3.3. Selection of Optimizer

The optimizer plays an extremely important role in the training of the network model, which is related to whether the training can converge quickly and achieve higher accuracy and recall rate. Common optimizers include Adam, Gradientdescent, and Momentum. In this paper, Adam [35], the stochastic gradient descent method (SGD) [36], and stochastic gradient descent with momentum (SGDM) + Nesterov are mainly studied and compared based on the proposed model.
Under the same conditions, results of the comparison of Adam, SGD, and SGDM + Nesterov with the proposed model are shown in Figure 4. As shown in Figure 4, the effect of SGD in the early stage is the best; Adam and SGD tend to be gradually more stable with the increase in training times, and SGDM + Nesterov has the best effect in the late stage of training. On the whole, SGDM + Nesterov shows good performance in classification accuracy.
The accuracy and the average iteration time of the three optimizers are listed in Table 2. It is obvious that the accuracy and the average iteration time of the SGDM + Nesterov optimizer are the best. Thus, SGDM + Nesterov is adopted as the optimizer and is used to classify features obtained by the proposed model.
In this paper, an image size of 64 × 64 × 3 is used as the model input so as to further reduce the amount of parameters and shorten the training time greatly. The SGDM is chosen as the optimizer, in which the momentum parameter is set to 0.9, the learning rate is set to 0.1, and the Nesterov momentum is adopted. In addition, an early stop mechanism and a learning rate reduction mechanism are added. In this paper, the patience value is set to 30 times. When the loss function value corresponding to the current learning rate is not less than the loss function value corresponding to the previous learning rate, the training is stopped after 30 times under the current learning rate. Under the current learning rate, if the loss function value of the last training is not lower than that of the previous training, the learning rate decreases by 0.1. The batch size is set to 32. The proposed model is developed based on Keras, and the training is completed on GeForce 940MX NVIDIA. Table 3 lists the hyper-parameters of this network.

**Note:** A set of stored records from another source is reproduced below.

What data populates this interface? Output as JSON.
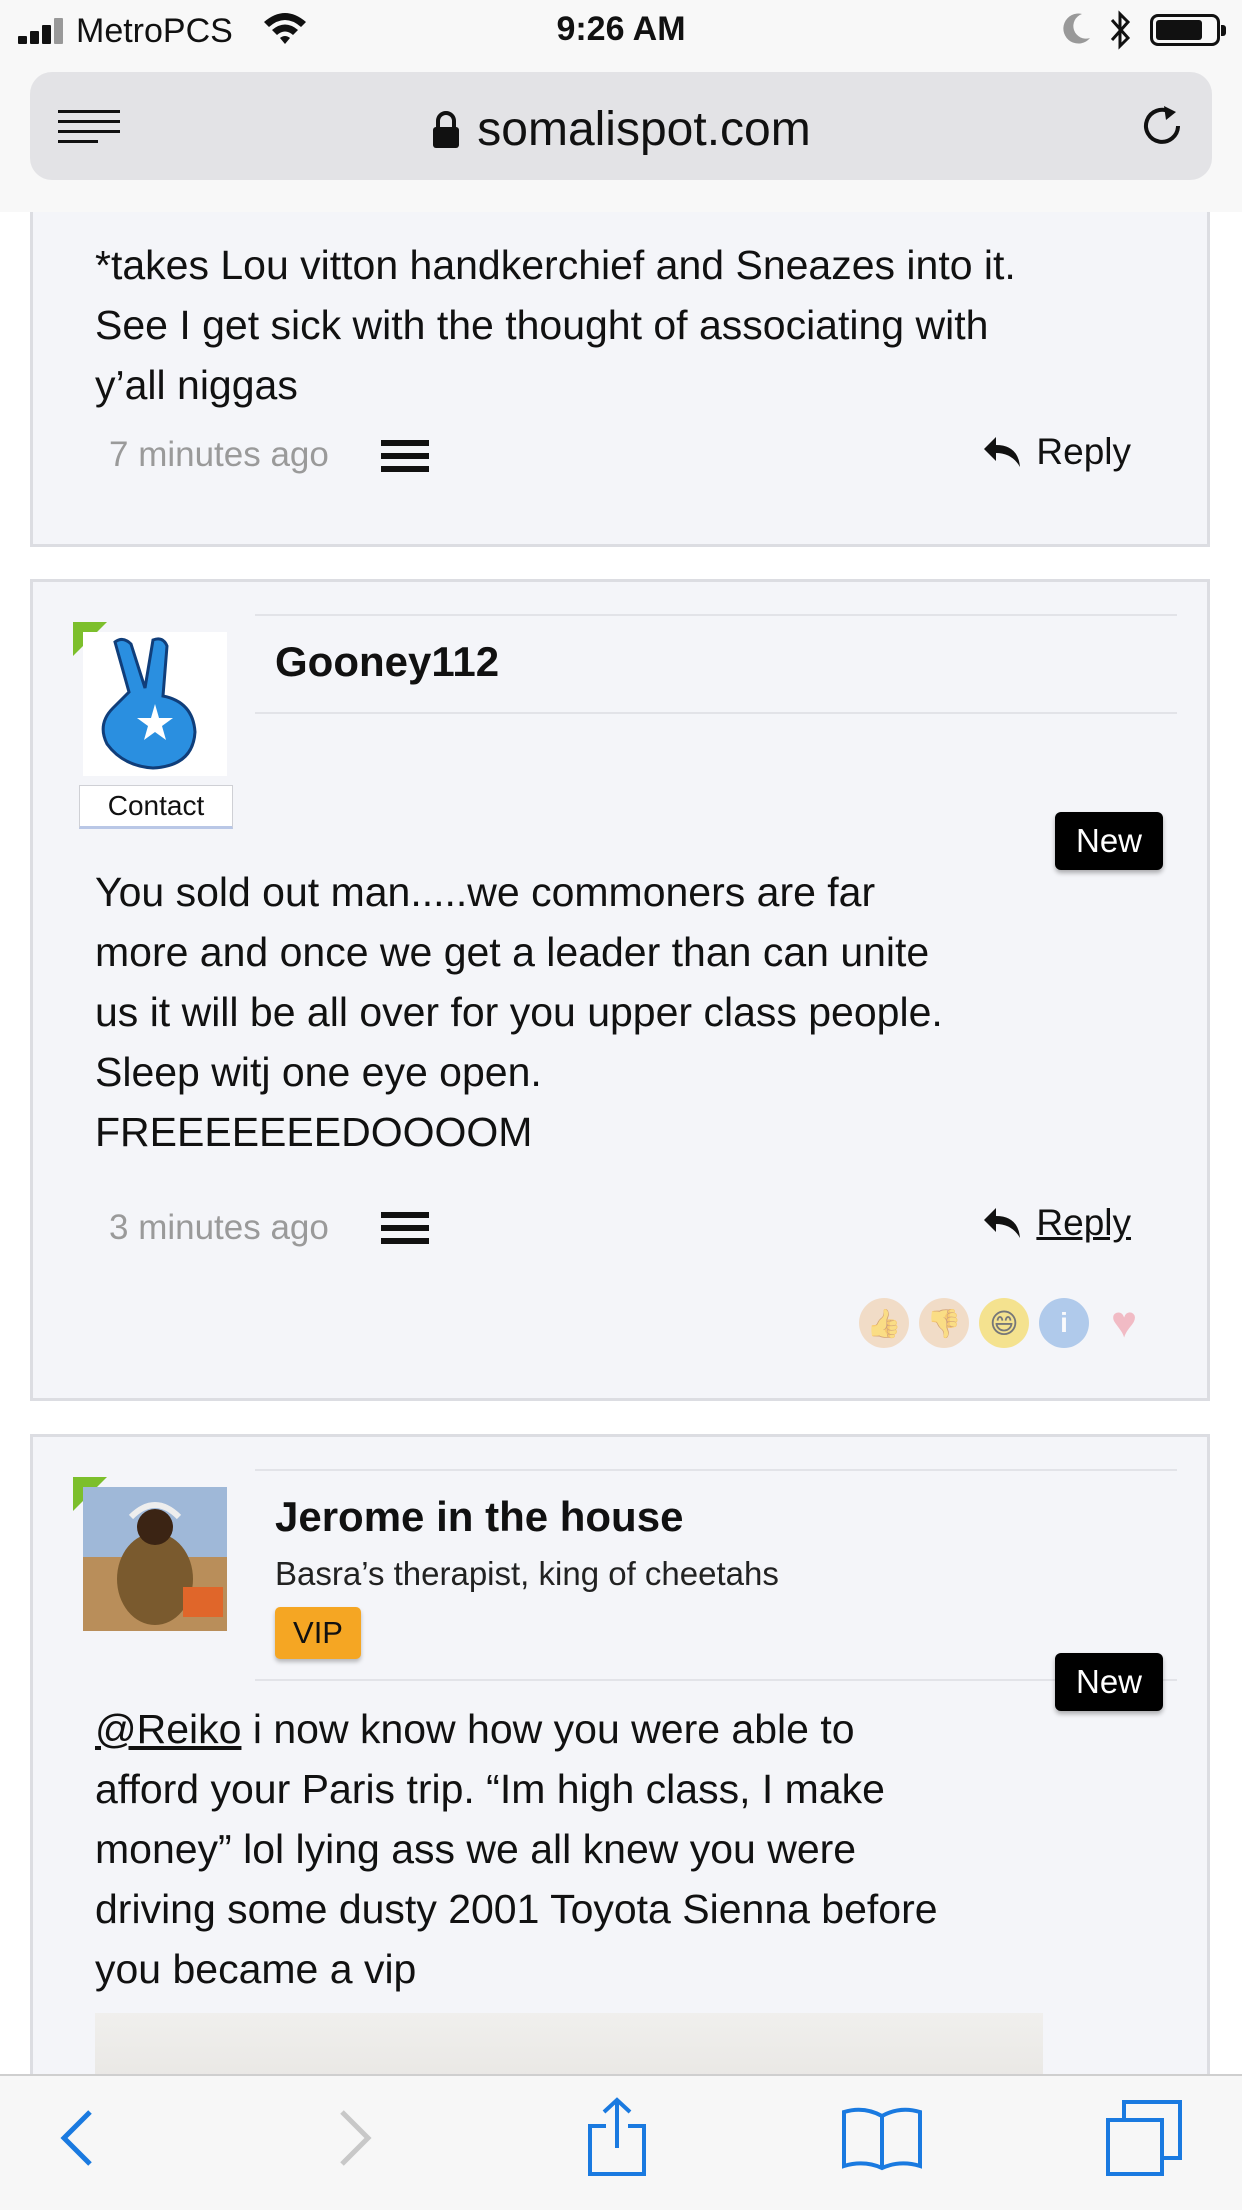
{
  "status_bar": {
    "carrier": "MetroPCS",
    "time": "9:26 AM"
  },
  "browser": {
    "url": "somalispot.com"
  },
  "posts": [
    {
      "text_lines": [
        "*takes Lou vitton handkerchief and Sneazes into it.",
        "See I get sick with the thought of associating with",
        "y’all niggas"
      ],
      "time": "7 minutes ago",
      "reply_label": "Reply"
    },
    {
      "username": "Gooney112",
      "contact_label": "Contact",
      "badge": "New",
      "text_lines": [
        "You sold out man.....we commoners are far",
        "more and once we get a leader than can unite",
        "us it will be all over for you upper class people.",
        "Sleep witj one eye open.",
        "FREEEEEEEDOOOOM"
      ],
      "time": "3 minutes ago",
      "reply_label": "Reply",
      "reactions": [
        "thumbs-up-icon",
        "thumbs-down-icon",
        "laugh-icon",
        "info-icon",
        "heart-icon"
      ]
    },
    {
      "username": "Jerome in the house",
      "user_title": "Basra’s therapist, king of cheetahs",
      "rank": "VIP",
      "badge": "New",
      "mention": "@Reiko",
      "text_first_rest": " i now know how you were able to",
      "text_lines": [
        "afford your Paris trip. “Im high class, I make",
        "money” lol lying ass we all knew you were",
        "driving some dusty 2001 Toyota Sienna before",
        "you became a vip"
      ]
    }
  ],
  "colors": {
    "accent_blue": "#1a7ae0",
    "vip_orange": "#f5a623",
    "new_badge": "#000000",
    "post_bg": "#f4f5f9"
  }
}
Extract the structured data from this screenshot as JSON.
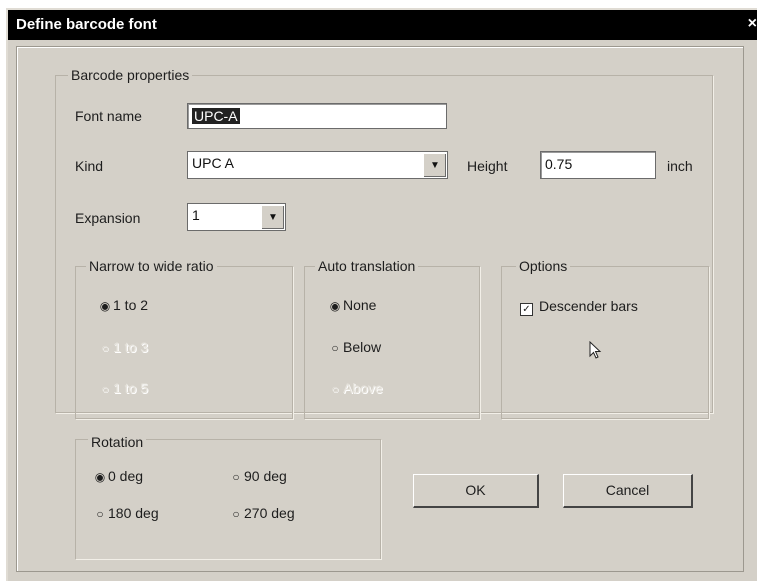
{
  "window": {
    "title": "Define barcode font",
    "close_glyph": "×"
  },
  "barcode_properties": {
    "legend": "Barcode properties",
    "font_name": {
      "label": "Font name",
      "value": "UPC-A"
    },
    "kind": {
      "label": "Kind",
      "value": "UPC A",
      "arrow_glyph": "▼"
    },
    "height": {
      "label": "Height",
      "value": "0.75",
      "unit": "inch"
    },
    "expansion": {
      "label": "Expansion",
      "value": "1",
      "arrow_glyph": "▼"
    }
  },
  "narrow_to_wide": {
    "legend": "Narrow to wide ratio",
    "options": [
      {
        "label": "1 to 2",
        "selected": true,
        "enabled": true
      },
      {
        "label": "1 to 3",
        "selected": false,
        "enabled": false
      },
      {
        "label": "1 to 5",
        "selected": false,
        "enabled": false
      }
    ]
  },
  "auto_translation": {
    "legend": "Auto translation",
    "options": [
      {
        "label": "None",
        "selected": true,
        "enabled": true
      },
      {
        "label": "Below",
        "selected": false,
        "enabled": true
      },
      {
        "label": "Above",
        "selected": false,
        "enabled": false
      }
    ]
  },
  "options": {
    "legend": "Options",
    "descender_bars": {
      "label": "Descender bars",
      "checked": true,
      "check_glyph": "✓"
    }
  },
  "rotation": {
    "legend": "Rotation",
    "options": [
      {
        "label": "0 deg",
        "selected": true
      },
      {
        "label": "90 deg",
        "selected": false
      },
      {
        "label": "180 deg",
        "selected": false
      },
      {
        "label": "270 deg",
        "selected": false
      }
    ]
  },
  "buttons": {
    "ok": "OK",
    "cancel": "Cancel"
  },
  "radio_glyphs": {
    "on": "◉",
    "off": "○"
  }
}
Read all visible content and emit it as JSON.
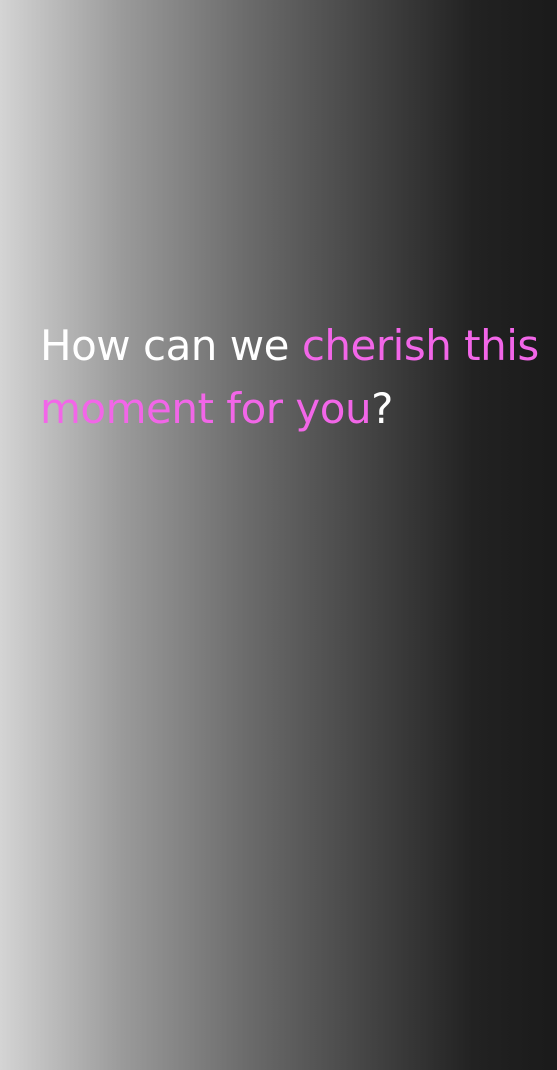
{
  "headline": {
    "part1": "How can we ",
    "highlight": "cherish this moment for you",
    "part2": "?"
  },
  "colors": {
    "text": "#ffffff",
    "accent": "#f266e8",
    "gradient_start": "#d4d4d4",
    "gradient_end": "#1a1a1a"
  }
}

4. Experiments and Results Analysis

In this part, the TrashNet dataset [37] is first preprocessed. Secondly, the designed model is evaluated on the TrashNet dataset with some evaluation indexes. Finally, the classification performance of the proposed model is compared with that of other methods under the same conditions.

4.1. Dataset Processing

The waste image dataset used in this paper is the TrashNet dataset. The dataset was created by Mindy Yang and Gary Thung of Stanford University, which contains six types of waste images, with a total of 2527 images, including 403 images of cardboard, 501 of glass, 410 of metal, 594 of paper, 482 of plastic, 137 of trash; they are 513 × 384 image pixels. The visualization of the TrashNet dataset is shown in Figure 5. The dataset has a small number of samples for each category; in this paper, under-sampling is used to eliminate the data imbalance to some extent; the waste images are entered into the network with a size of 64 × 64. Additionally, in this study, the number of images in the TrashNet dataset is first determined, and the dataset is subsequently divided into a training set and a test set. The number of categories per dataset is listed in Table 4, and the balance of data is further enhanced by a reasonable number of categories.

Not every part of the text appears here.